The trial court's mere oral announcement of its judgment against Washington and its directed verdict in favor of Carr, without a written entry that is signed by the court, filed stamped, and dated, is insufficient to render final judgment. As such, the trial court's written order is not a final, appealable order pursuant to § 25-1315.
CAUSES OF ACTION
Although we have concluded that we lack jurisdiction over this appeal, we briefly address the remaining jurisdictional issue because it is likely to recur. An appellate court may, at its discretion, discuss issues unnecessary to the disposition of an appeal where those issues are likely to recur during future proceedings.[10]
We are uncertain as to which causes of action the court did and did not dispose of. For instance, the court specifically announced in open court that its ruling would not include Kilgore's second cause of action alleging equal protection violations. The written order did not mention the second cause of action. We are unclear whether the court, by not including the second cause of action in its written order, meant to deny recovery based on the alleged equal protection violations or if the court intended to withhold its ruling for a later time. Additionally, the court's written order found in favor of Kilgore and against DHHS and the State based on unjust enrichment; however, Kilgore did not assert a claim of unjust enrichment against DHHS or the State. Because of this, we are unclear as to which causes of action the court, in its written order, actually disposed of.
CONCLUSION
For the reasons stated above, we lack jurisdiction over this appeal.
APPEAL DISMISSED.
MILLER-LERMAN, J., participating on briefs.
NOTES
[1] Poppert v. Dicke, 275 Neb. 562, 747 N.W.2d 629 (2008).
[2] Id.
[3] Keef v. State, 262 Neb. 622, 634 N.W.2d 751 (2001).

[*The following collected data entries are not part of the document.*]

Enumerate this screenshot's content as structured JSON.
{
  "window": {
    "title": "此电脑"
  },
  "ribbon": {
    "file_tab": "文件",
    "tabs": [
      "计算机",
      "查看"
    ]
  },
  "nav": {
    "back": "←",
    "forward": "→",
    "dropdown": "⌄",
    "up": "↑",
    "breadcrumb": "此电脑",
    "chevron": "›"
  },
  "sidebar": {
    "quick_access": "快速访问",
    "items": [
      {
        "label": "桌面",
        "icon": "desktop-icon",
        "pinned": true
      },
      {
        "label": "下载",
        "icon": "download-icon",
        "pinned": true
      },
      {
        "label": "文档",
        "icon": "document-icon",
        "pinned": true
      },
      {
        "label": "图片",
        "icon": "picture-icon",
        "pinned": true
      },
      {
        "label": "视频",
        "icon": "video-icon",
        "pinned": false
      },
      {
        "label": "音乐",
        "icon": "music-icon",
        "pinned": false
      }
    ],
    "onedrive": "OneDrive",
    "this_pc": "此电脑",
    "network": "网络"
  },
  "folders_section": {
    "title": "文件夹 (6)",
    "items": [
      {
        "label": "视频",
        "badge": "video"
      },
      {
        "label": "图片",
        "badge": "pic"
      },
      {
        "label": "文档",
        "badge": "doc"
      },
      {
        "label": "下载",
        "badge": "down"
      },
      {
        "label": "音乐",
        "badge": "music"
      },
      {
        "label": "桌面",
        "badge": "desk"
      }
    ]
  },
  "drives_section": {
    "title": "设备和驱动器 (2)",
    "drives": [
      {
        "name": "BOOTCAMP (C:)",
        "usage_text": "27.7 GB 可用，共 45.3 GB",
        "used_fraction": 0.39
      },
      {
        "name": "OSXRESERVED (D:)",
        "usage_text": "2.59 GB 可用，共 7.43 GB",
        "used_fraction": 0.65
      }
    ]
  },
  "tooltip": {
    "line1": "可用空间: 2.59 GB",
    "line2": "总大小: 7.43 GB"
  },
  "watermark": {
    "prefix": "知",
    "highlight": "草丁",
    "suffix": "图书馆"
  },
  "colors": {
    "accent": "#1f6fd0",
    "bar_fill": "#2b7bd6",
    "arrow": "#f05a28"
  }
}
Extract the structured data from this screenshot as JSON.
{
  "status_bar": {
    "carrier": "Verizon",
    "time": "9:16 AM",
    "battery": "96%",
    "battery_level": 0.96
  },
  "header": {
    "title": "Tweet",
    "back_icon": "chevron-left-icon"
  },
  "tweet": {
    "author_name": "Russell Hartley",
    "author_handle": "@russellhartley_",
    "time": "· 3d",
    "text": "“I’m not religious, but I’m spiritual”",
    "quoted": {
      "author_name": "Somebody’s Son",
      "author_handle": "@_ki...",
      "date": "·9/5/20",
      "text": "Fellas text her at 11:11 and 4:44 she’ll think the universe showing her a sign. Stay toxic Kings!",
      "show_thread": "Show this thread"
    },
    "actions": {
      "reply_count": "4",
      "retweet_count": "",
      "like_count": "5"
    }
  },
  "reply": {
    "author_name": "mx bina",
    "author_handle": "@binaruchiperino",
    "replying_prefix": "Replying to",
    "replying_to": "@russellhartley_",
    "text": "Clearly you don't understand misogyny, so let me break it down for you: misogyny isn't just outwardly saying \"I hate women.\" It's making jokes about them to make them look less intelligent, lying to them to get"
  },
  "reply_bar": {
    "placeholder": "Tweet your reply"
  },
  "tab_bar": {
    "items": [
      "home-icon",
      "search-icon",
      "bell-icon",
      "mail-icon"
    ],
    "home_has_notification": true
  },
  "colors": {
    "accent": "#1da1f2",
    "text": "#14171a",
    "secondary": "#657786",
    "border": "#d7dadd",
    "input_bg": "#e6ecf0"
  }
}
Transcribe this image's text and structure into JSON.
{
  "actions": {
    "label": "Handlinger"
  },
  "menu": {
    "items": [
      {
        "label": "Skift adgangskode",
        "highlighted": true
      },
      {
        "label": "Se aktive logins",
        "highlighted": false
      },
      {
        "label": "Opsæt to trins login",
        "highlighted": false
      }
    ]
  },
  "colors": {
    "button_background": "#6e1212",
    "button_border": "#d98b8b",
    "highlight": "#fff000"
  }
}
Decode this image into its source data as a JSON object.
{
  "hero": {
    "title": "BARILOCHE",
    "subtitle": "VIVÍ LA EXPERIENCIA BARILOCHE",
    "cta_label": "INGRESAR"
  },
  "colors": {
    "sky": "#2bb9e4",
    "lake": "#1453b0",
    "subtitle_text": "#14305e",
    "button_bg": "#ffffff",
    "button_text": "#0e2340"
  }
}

[4] Olson v. Palagi, 266 Neb. 377, 665 N.W.2d 582 (2003).
[5] See id.
[6] See, id.; Salkin v. Jacobsen, 263 Neb. 521, 641 N.W.2d 356 (2002).
[7] See Cerny v. Todco Barricade Co., 273 Neb. 800, 733 N.W.2d 877 (2007).
[8] See Fritch v. Fritch, 191 Neb. 29, 213 N.W.2d 445 (1973).
[9] See, § 25-1301; State v. Brown, 12 Neb. Ct. App. 940, 687 N.W.2d 203 (2004).
[10] State v. Jim, 275 Neb. 481, 747 N.W.2d 410 (2008).